State Police Investigating SWAT Raid Gone Wrong

Swat team. Photo by matthrono via Flickr Creative Commons\
A botched no-knock SWAT raid of a Worcester apartment that traumatized a family four of is under official investigation by the Massachusetts State Police.
“This will be a wide-ranging review,” state police spokesman David Procopio told the Worcester Telegram & Gazette on Tuesday.
The investigation was ordered by Col. Richard D. McKeon, the recently appointed superintendent for the State Police.
The Worcester family reported that they were physically harassed and terrorized by police officers kitted up like soldiers in Fallujah while they were getting ready to go to work. The raid, authorized through a warrant obtained by Trooper Nicholas Nason, was conducted with the hopes of apprehending Shane Jackson as well as two guns.
Jackson, who was arrested in early August and booked as living at a different address than the apartment raided, and the two guns were not found in the apartment. Marianne Diaz and Bryant Alequin said they had not heard of Jackson until the raid. Nason reported he had information from a confidential informant Jackson was living in the apartment.
Procopio told the T&G that while State Troopers led the investigation that brought them to the home of Diaz and Alequin, it was Worcester police officers that conducted the raid on the apartment.

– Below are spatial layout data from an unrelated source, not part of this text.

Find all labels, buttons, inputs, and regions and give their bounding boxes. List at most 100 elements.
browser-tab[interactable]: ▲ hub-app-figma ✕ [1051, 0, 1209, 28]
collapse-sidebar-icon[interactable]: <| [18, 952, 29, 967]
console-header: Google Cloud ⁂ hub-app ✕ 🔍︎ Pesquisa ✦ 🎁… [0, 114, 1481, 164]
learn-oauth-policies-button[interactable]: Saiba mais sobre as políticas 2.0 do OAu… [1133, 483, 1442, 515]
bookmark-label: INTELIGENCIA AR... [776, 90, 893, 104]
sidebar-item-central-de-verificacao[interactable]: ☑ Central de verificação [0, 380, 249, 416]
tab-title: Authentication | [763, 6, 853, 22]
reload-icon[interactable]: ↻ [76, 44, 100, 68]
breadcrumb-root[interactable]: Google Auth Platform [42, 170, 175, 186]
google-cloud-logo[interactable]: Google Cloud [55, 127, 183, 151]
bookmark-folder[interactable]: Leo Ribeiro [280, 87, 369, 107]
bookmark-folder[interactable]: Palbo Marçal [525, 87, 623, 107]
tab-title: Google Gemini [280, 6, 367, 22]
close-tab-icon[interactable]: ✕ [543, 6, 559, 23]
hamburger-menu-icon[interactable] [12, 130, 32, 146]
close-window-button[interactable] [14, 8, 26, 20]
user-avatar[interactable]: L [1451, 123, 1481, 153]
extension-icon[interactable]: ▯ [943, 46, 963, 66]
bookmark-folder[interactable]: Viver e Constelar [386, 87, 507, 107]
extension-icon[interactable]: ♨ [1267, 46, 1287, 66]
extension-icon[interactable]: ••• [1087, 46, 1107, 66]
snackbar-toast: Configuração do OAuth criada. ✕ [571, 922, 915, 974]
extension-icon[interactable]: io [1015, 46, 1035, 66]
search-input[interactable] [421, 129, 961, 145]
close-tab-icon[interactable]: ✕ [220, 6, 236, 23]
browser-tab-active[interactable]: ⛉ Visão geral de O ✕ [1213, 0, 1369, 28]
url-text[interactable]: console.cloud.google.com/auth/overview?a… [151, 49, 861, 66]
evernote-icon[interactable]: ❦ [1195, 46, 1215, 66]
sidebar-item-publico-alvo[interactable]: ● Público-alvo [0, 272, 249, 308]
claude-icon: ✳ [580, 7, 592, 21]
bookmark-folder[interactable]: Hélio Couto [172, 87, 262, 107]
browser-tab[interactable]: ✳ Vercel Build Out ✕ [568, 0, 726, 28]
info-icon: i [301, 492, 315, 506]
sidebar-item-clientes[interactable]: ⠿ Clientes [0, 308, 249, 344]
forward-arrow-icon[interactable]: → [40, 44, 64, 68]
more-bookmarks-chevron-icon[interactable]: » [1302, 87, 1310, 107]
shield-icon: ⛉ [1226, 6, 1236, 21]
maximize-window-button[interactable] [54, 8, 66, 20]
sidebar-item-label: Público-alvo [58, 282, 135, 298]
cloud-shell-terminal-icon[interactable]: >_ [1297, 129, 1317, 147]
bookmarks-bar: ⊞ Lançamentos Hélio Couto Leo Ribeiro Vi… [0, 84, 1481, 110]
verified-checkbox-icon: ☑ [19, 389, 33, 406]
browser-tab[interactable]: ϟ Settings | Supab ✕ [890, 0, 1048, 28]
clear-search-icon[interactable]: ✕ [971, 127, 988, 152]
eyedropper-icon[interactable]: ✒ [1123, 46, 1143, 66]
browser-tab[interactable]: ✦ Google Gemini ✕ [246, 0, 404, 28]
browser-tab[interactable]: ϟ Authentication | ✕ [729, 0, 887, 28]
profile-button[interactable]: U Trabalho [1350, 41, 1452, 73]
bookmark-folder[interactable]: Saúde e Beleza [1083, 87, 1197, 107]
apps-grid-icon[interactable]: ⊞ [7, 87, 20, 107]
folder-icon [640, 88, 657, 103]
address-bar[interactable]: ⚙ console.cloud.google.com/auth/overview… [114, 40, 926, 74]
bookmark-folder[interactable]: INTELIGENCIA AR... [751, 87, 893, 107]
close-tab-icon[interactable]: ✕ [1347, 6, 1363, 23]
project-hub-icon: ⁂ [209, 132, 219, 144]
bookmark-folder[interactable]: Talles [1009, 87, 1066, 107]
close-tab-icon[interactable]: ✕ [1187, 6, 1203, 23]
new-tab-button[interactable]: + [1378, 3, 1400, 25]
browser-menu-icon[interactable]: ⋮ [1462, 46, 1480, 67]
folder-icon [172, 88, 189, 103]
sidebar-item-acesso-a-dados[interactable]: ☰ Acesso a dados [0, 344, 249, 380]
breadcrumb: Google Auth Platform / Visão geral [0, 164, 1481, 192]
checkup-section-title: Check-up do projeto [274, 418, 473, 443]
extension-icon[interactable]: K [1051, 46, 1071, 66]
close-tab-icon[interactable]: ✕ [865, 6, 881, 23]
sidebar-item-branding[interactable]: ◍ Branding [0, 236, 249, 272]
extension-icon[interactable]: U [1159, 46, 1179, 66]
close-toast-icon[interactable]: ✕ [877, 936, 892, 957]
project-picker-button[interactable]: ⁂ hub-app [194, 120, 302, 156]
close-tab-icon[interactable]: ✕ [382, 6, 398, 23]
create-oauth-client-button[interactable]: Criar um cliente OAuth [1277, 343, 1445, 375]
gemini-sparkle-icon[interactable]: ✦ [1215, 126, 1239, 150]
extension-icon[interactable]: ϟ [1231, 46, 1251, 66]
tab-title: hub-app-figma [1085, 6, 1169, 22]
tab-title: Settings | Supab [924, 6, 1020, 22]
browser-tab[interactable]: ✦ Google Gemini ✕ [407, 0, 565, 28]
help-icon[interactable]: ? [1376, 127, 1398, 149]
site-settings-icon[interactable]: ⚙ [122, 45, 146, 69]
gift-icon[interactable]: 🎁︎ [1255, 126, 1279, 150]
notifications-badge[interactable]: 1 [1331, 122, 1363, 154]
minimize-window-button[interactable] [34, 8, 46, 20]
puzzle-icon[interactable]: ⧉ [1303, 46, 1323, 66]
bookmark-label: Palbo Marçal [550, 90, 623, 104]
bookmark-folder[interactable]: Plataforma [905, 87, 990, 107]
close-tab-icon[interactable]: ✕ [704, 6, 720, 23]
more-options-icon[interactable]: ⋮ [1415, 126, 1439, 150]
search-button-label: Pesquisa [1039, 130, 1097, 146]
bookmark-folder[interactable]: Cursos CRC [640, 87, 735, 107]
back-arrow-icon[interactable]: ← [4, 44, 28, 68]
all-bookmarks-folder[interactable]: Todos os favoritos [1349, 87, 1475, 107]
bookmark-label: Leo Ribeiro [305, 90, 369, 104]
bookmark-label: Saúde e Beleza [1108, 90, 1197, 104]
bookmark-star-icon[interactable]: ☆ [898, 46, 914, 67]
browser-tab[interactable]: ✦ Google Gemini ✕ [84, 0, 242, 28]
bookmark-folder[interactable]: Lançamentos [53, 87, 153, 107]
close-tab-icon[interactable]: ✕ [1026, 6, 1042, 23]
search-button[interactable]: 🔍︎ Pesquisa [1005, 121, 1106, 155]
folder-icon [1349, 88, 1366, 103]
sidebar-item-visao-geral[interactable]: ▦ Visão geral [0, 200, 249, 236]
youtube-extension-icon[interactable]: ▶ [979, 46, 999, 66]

Diaz reported she was apprehended while naked and forced to remain that way for over 10 minutes while her children looked on. She was later frisked by a female officer.
The attorney for the family wants Governor Charlie Baker to appoint an outside, independent investigator to look into the raid.
“How on earth could you ask those guys to be impartial?” said family attorney Hector E. Pineiro.
Baker told the Boston Globe this weekend that he found the raid to be troubling.
“You hope something like this never happens,” said Baker.
Baker did not comment on whether or not he thinks there should be a separate independent review of the incident.